Gli elementi che hanno condotto al rilascio di Meng sono potenzialmente molteplici e si inseriscono nel più ampio complesso delle relazioni tra Cina e Stati Uniti. Il mandato di arresto di Meng, infatti, era stato uno dei principali fattori di frizione tra Pechino e l’allora Amministrazione Trump e, di fatto, era stato parte integrante della battaglia portata avanti dalla Casa Bianca per arginare le attività del colosso high-tech negli Stati Uniti. In un momento in cui la nuova Amministrazione Biden sta invece cercando di normalizzare i rapporti con Pechino, la scelta di far cadere la richiesta di estradizione e di agevolare il rilascio della Meng, potrebbe essere un segnale di un cambio di strategia da parte della Casa Bianca. Il rilascio di Meng Wanzhou, infatti, risultava tra le richieste avanzate dalla Cina durante gli incontri tenutisi a Tianjin a fine luglio. Allo stesso modo, la recente telefonata tra il Presidente Biden e il Presidente Xi, avvenuta il 10 settembre, aveva messo in luce la volontà dei due leader di trovare un terreno comune per provare a ridimensionare i toni della competizione e recuperare il dialogo.
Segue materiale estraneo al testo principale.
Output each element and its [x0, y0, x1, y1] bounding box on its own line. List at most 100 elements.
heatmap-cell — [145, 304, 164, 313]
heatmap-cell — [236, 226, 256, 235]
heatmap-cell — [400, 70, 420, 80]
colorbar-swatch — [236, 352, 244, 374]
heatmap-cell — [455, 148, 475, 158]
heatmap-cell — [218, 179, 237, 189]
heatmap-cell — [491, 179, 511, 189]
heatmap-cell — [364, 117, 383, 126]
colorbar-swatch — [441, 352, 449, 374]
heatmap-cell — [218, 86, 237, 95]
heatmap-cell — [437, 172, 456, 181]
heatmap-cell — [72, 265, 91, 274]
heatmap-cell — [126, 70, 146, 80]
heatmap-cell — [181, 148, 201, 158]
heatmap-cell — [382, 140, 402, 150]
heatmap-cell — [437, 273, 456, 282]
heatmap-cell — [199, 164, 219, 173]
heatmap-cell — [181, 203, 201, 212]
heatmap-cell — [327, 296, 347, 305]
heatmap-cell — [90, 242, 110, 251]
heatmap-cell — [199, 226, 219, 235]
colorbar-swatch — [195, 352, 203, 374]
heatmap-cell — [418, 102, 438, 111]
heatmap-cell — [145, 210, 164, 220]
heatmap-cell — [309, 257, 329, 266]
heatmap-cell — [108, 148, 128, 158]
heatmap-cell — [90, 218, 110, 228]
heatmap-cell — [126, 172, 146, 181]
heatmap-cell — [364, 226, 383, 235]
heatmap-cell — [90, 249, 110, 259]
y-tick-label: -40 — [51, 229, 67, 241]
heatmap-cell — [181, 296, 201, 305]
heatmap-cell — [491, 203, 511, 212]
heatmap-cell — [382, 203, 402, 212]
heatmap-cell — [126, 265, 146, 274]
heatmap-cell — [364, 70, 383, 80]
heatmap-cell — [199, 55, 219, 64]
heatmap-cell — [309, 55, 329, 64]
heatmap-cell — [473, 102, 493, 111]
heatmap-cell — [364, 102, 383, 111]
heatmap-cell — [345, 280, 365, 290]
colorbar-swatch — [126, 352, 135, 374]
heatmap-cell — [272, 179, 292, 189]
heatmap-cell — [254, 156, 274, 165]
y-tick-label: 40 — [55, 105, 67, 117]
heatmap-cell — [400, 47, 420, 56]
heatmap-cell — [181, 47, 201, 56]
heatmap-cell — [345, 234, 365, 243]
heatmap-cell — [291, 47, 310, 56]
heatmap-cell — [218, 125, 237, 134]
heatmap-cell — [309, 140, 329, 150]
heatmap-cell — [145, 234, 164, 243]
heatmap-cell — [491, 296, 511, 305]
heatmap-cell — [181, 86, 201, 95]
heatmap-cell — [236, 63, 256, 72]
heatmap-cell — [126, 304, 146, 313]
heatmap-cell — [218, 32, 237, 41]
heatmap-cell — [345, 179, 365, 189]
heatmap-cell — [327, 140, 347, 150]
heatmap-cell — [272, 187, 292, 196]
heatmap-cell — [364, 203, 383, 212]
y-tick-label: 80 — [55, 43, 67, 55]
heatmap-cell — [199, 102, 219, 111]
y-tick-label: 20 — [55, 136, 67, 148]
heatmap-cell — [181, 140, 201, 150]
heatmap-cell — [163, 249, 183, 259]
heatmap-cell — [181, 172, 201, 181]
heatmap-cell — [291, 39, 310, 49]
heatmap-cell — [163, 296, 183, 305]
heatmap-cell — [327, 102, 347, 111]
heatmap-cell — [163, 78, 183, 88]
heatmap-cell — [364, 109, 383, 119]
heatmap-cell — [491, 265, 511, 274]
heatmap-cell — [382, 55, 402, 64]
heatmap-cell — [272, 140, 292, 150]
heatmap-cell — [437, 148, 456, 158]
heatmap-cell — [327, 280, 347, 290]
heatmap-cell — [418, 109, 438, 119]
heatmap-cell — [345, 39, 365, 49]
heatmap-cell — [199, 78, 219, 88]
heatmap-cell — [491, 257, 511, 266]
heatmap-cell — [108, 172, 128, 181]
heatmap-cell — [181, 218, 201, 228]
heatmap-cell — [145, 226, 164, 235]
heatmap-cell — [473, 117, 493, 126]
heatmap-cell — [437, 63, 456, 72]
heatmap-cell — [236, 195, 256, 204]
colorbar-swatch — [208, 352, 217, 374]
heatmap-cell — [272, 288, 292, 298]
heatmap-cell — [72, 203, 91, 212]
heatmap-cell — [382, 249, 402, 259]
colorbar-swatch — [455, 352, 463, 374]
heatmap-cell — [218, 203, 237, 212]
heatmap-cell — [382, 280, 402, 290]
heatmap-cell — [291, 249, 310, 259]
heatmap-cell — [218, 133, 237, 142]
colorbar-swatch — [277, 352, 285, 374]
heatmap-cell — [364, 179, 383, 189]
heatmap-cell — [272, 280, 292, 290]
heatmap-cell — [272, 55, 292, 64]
Con il rimarcato impegno dell’Amministrazione Biden nell’Indo-Pacifico (culminata nel corso delle ultime due settimane con la firma dell’accordo di cooperazione Australia e Gran Bretagna, conosciuta con il nome di AUKUS), potrebbe essersi resa necessaria un’azione volta a distendere le relazioni con Pechino al fine di mantenere aperto un canale di dialogo con il Paese riguardo tematiche di interesse per ambo le parti su altri fronti, per esempio la gestione della situazione in Afghanistan o la lotta al cambiamento climatico.
Per Pechino, l’evento è stato un’occasione da cogliere per rafforzare la propaganda interna. La narrativa scelta dalla stessa Meng durante la conferenza stampa al suo rientro, nel quale ha ringraziato in ordine la “Grande Patria”, il governo, e il popolo cinese, e il seguito riscosso dall’evento sui social sono stati potentemente utilizzati dai mezzi di propaganda cinese per rilanciare il ruolo del Partito Comunista come caposaldo del rilancio del prestigio internazionale del Paese. Tuttavia, la gestione della vicenda potrebbe rivelarsi un nuovo fattore di criticità nei rapporti tra Pechino e la Comunità Internazionale. Poche ore dopo rilascio della Meng, infatti, le autorità cinesi hanno rilasciato i due cittadini canadesi, che sono potuti rientrare in Patria. Un’eventuale canonizzazione della così detta “diplomazia degli ostaggi” da parte di Pechino come strumento di espressione delle poprie posizioni potrebbe contribuire ad irrigidire ulteriormente i rapporti con gli eventuali Paesi interessati ed alimentare una polarizzazione che potrebbe avere ripercussioni nel più ampio contesto regionale.